UCLA History

Nov. 8, 1928

Blue and Gold Forever

On Nov. 8, 1928, renowned American composer John Philip Sousa was greeted at the Southern Pacific railway station by the UCLA band in downtown Los Angeles during what would be his final national tour.

The March King, 74 years old at the time, led the Bruin band with its bombastic tubas and trilling piccolos in a rousing rendition of America’s national march, his venerable “Stars and Stripes Forever.” The band members, attired in newly commissioned uniforms, featuring a reversible blue-and-gold cape, continued to play while following Sousa’s car from Fifth Street and Central Avenue to the Biltmore Hotel.

Just one year prior, the band — originally formed in 1925 as a 50-member ROTC unit — was recognized by UCLA’s student council as an official campus organization. Musician Ben Laietsky, who had performed with Sousa’s band, was selected as the UCLA band’s first director. Bugler John Vaughn ’32 was its first drum major.

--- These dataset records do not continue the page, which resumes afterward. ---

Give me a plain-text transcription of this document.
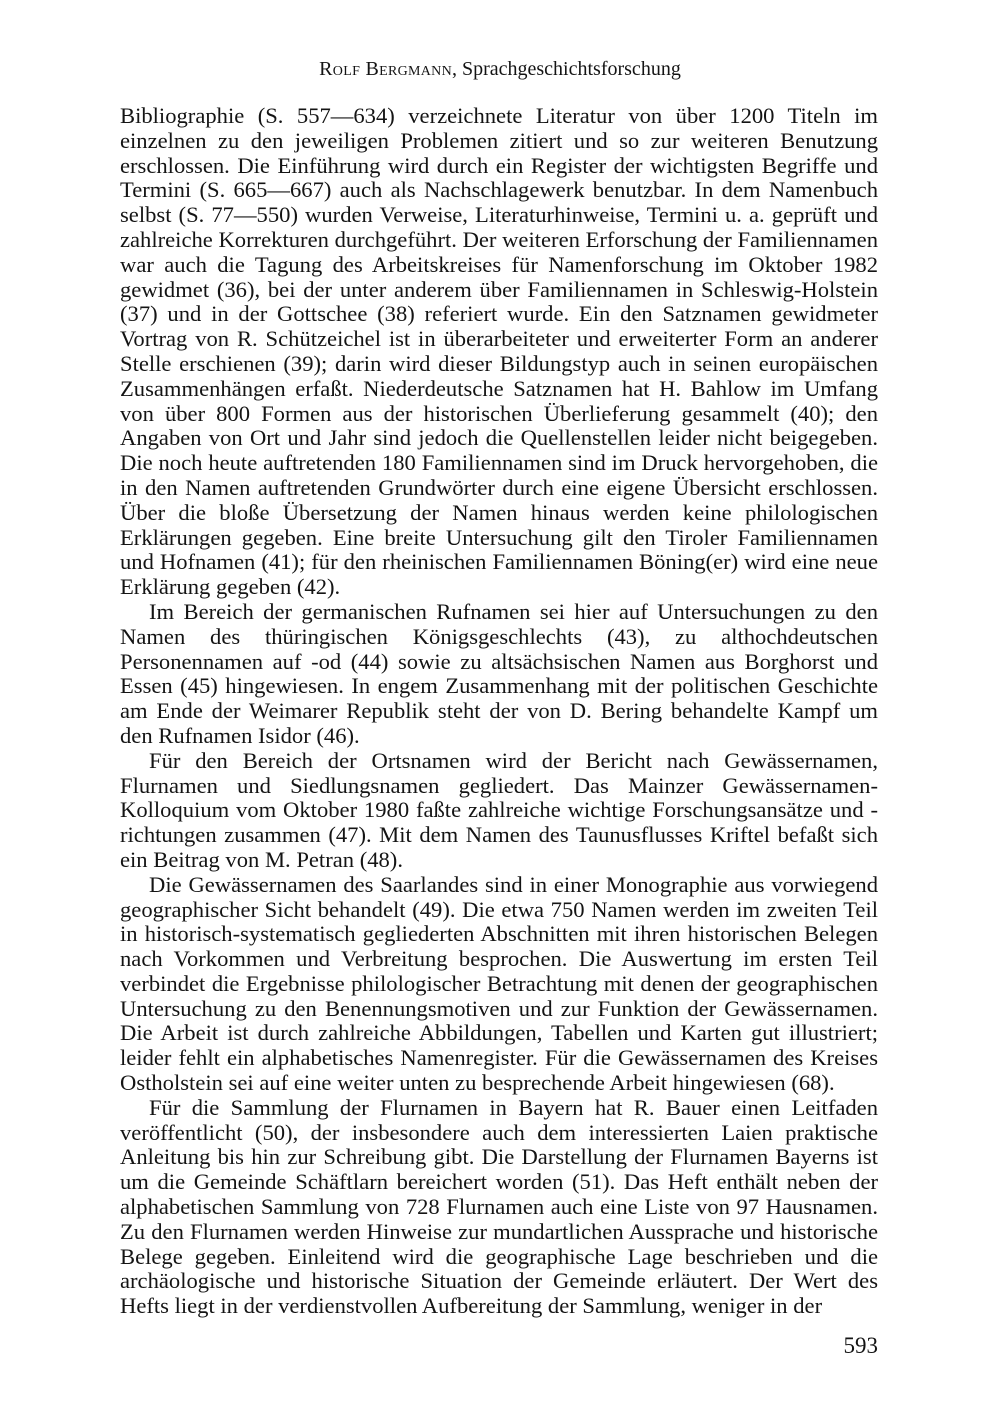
Rolf Bergmann, Sprachgeschichtsforschung

Bibliographie (S. 557—634) verzeichnete Literatur von über 1200 Titeln im einzelnen zu den jeweiligen Problemen zitiert und so zur weiteren Benutzung erschlossen. Die Einführung wird durch ein Register der wichtigsten Begriffe und Termini (S. 665—667) auch als Nachschlagewerk benutzbar. In dem Namenbuch selbst (S. 77—550) wurden Verweise, Literaturhinweise, Termini u. a. geprüft und zahlreiche Korrekturen durchgeführt. Der weiteren Erforschung der Familiennamen war auch die Tagung des Arbeitskreises für Namenforschung im Oktober 1982 gewidmet (36), bei der unter anderem über Familiennamen in Schleswig-Holstein (37) und in der Gottschee (38) referiert wurde. Ein den Satznamen gewidmeter Vortrag von R. Schützeichel ist in überarbeiteter und erweiterter Form an anderer Stelle erschienen (39); darin wird dieser Bildungstyp auch in seinen europäischen Zusammenhängen erfaßt. Niederdeutsche Satznamen hat H. Bahlow im Umfang von über 800 Formen aus der historischen Überlieferung gesammelt (40); den Angaben von Ort und Jahr sind jedoch die Quellenstellen leider nicht beigegeben. Die noch heute auftretenden 180 Familiennamen sind im Druck hervorgehoben, die in den Namen auftretenden Grundwörter durch eine eigene Übersicht erschlossen. Über die bloße Übersetzung der Namen hinaus werden keine philologischen Erklärungen gegeben. Eine breite Untersuchung gilt den Tiroler Familiennamen und Hofnamen (41); für den rheinischen Familiennamen Böning(er) wird eine neue Erklärung gegeben (42).

Im Bereich der germanischen Rufnamen sei hier auf Untersuchungen zu den Namen des thüringischen Königsgeschlechts (43), zu althochdeutschen Personennamen auf -od (44) sowie zu altsächsischen Namen aus Borghorst und Essen (45) hingewiesen. In engem Zusammenhang mit der politischen Geschichte am Ende der Weimarer Republik steht der von D. Bering behandelte Kampf um den Rufnamen Isidor (46).

Für den Bereich der Ortsnamen wird der Bericht nach Gewässernamen, Flurnamen und Siedlungsnamen gegliedert. Das Mainzer Gewässernamen-Kolloquium vom Oktober 1980 faßte zahlreiche wichtige Forschungsansätze und -richtungen zusammen (47). Mit dem Namen des Taunusflusses Kriftel befaßt sich ein Beitrag von M. Petran (48).

Die Gewässernamen des Saarlandes sind in einer Monographie aus vorwiegend geographischer Sicht behandelt (49). Die etwa 750 Namen werden im zweiten Teil in historisch-systematisch gegliederten Abschnitten mit ihren historischen Belegen nach Vorkommen und Verbreitung besprochen. Die Auswertung im ersten Teil verbindet die Ergebnisse philologischer Betrachtung mit denen der geographischen Untersuchung zu den Benennungsmotiven und zur Funktion der Gewässernamen. Die Arbeit ist durch zahlreiche Abbildungen, Tabellen und Karten gut illustriert; leider fehlt ein alphabetisches Namenregister. Für die Gewässernamen des Kreises Ostholstein sei auf eine weiter unten zu besprechende Arbeit hingewiesen (68).

Für die Sammlung der Flurnamen in Bayern hat R. Bauer einen Leitfaden veröffentlicht (50), der insbesondere auch dem interessierten Laien praktische Anleitung bis hin zur Schreibung gibt. Die Darstellung der Flurnamen Bayerns ist um die Gemeinde Schäftlarn bereichert worden (51). Das Heft enthält neben der alphabetischen Sammlung von 728 Flurnamen auch eine Liste von 97 Hausnamen. Zu den Flurnamen werden Hinweise zur mundartlichen Aussprache und historische Belege gegeben. Einleitend wird die geographische Lage beschrieben und die archäologische und historische Situation der Gemeinde erläutert. Der Wert des Hefts liegt in der verdienstvollen Aufbereitung der Sammlung, weniger in der

593
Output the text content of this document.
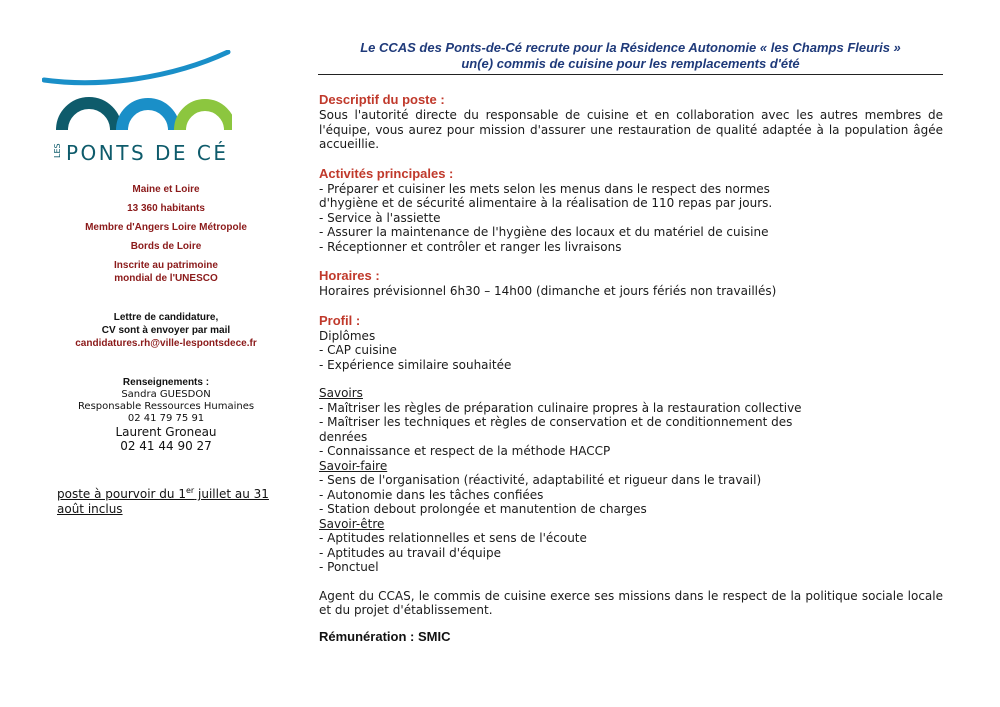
LES PONTS DE CÉ
Maine et Loire
13 360 habitants
Membre d'Angers Loire Métropole
Bords de Loire
Inscrite au patrimoine
mondial de l'UNESCO
Lettre de candidature,
CV sont à envoyer par mail
candidatures.rh@ville-lespontsdece.fr
Renseignements :
Sandra GUESDON
Responsable Ressources Humaines
02 41 79 75 91
Laurent Groneau
02 41 44 90 27
poste à pourvoir du 1er juillet au 31 août inclus
Le CCAS des Ponts-de-Cé recrute pour la Résidence Autonomie « les Champs Fleuris »
un(e) commis de cuisine pour les remplacements d'été
Descriptif du poste :
Sous l'autorité directe du responsable de cuisine et en collaboration avec les autres membres de l'équipe, vous aurez pour mission d'assurer une restauration de qualité adaptée à la population âgée accueillie.
Activités principales :
- Préparer et cuisiner les mets selon les menus dans le respect des normes
d'hygiène et de sécurité alimentaire à la réalisation de 110 repas par jours.
- Service à l'assiette
- Assurer la maintenance de l'hygiène des locaux et du matériel de cuisine
- Réceptionner et contrôler et ranger les livraisons
Horaires :
Horaires prévisionnel 6h30 – 14h00 (dimanche et jours fériés non travaillés)
Profil :
Diplômes
- CAP cuisine
- Expérience similaire souhaitée
Savoirs
- Maîtriser les règles de préparation culinaire propres à la restauration collective
- Maîtriser les techniques et règles de conservation et de conditionnement des
denrées
- Connaissance et respect de la méthode HACCP
Savoir-faire
- Sens de l'organisation (réactivité, adaptabilité et rigueur dans le travail)
- Autonomie dans les tâches confiées
- Station debout prolongée et manutention de charges
Savoir-être
- Aptitudes relationnelles et sens de l'écoute
- Aptitudes au travail d'équipe
- Ponctuel
Agent du CCAS, le commis de cuisine exerce ses missions dans le respect de la politique sociale locale et du projet d'établissement.
Rémunération : SMIC
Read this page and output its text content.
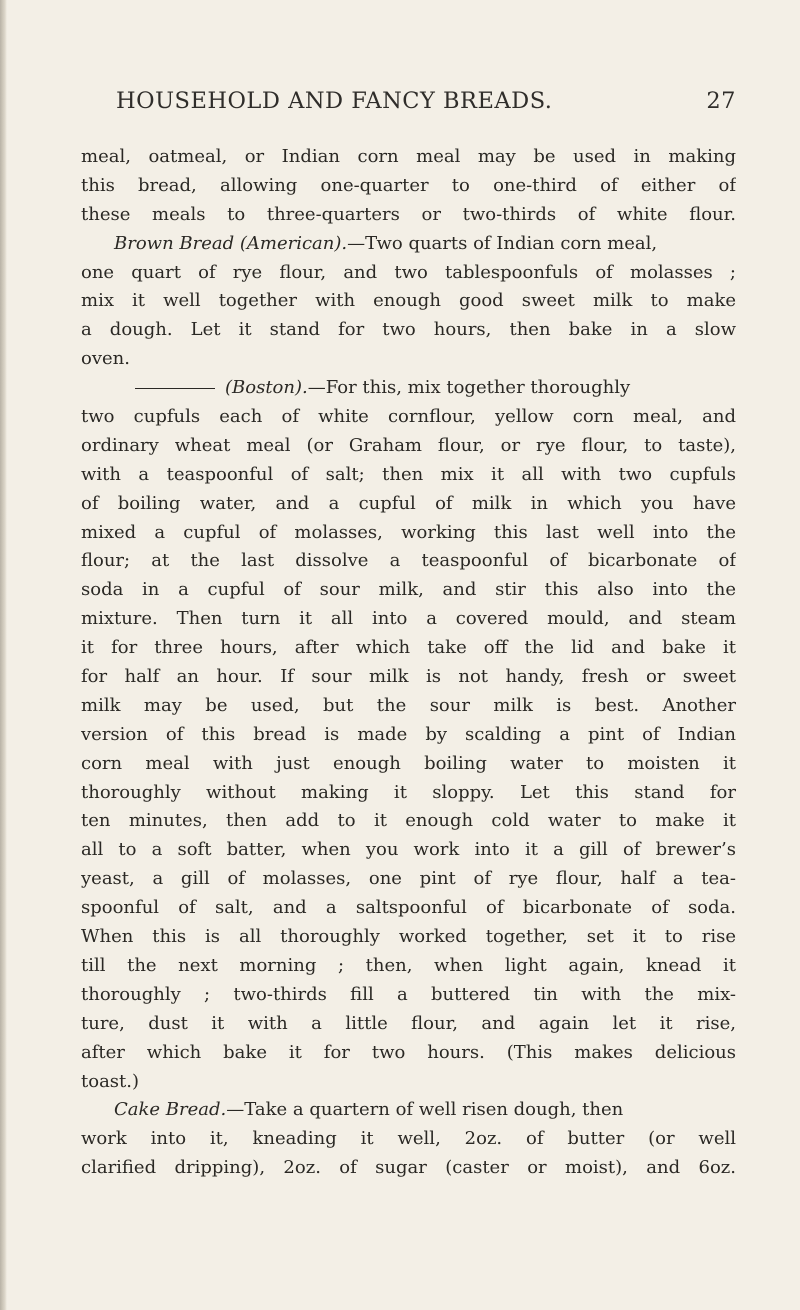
HOUSEHOLD AND FANCY BREADS.	27
meal, oatmeal, or Indian corn meal may be used in making
this bread, allowing one-quarter to one-third of either of
these meals to three-quarters or two-thirds of white flour.
Brown Bread (American).—Two quarts of Indian corn meal,
one quart of rye flour, and two tablespoonfuls of molasses ;
mix it well together with enough good sweet milk to make
a dough. Let it stand for two hours, then bake in a slow
oven.
(Boston).—For this, mix together thoroughly
two cupfuls each of white cornflour, yellow corn meal, and
ordinary wheat meal (or Graham flour, or rye flour, to taste),
with a teaspoonful of salt; then mix it all with two cupfuls
of boiling water, and a cupful of milk in which you have
mixed a cupful of molasses, working this last well into the
flour; at the last dissolve a teaspoonful of bicarbonate of
soda in a cupful of sour milk, and stir this also into the
mixture. Then turn it all into a covered mould, and steam
it for three hours, after which take off the lid and bake it
for half an hour. If sour milk is not handy, fresh or sweet
milk may be used, but the sour milk is best. Another
version of this bread is made by scalding a pint of Indian
corn meal with just enough boiling water to moisten it
thoroughly without making it sloppy. Let this stand for
ten minutes, then add to it enough cold water to make it
all to a soft batter, when you work into it a gill of brewer’s
yeast, a gill of molasses, one pint of rye flour, half a tea-
spoonful of salt, and a saltspoonful of bicarbonate of soda.
When this is all thoroughly worked together, set it to rise
till the next morning ; then, when light again, knead it
thoroughly ; two-thirds fill a buttered tin with the mix-
ture, dust it with a little flour, and again let it rise,
after which bake it for two hours. (This makes delicious
toast.)
Cake Bread.—Take a quartern of well risen dough, then
work into it, kneading it well, 2oz. of butter (or well
clarified dripping), 2oz. of sugar (caster or moist), and 6oz.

Members of the Associated Students’ executive council were also on hand to celebrate the visit. President Kenneth Piper ’29 remarked that it was a great honor for the band and UCLA students to participate in what was already being rumored as Sousa’s last visit to Los Angeles before retiring from public life.

Sousa died four years later, but the memory of that magical musical day stayed with the Bruin band members for years to come.

Image: Downtown rang to the sound of the march one fall day in 1928, when legendary conductor John Philip Sousa led the UCLA band in a rousing rendition of “Stars and Stripes Forever.”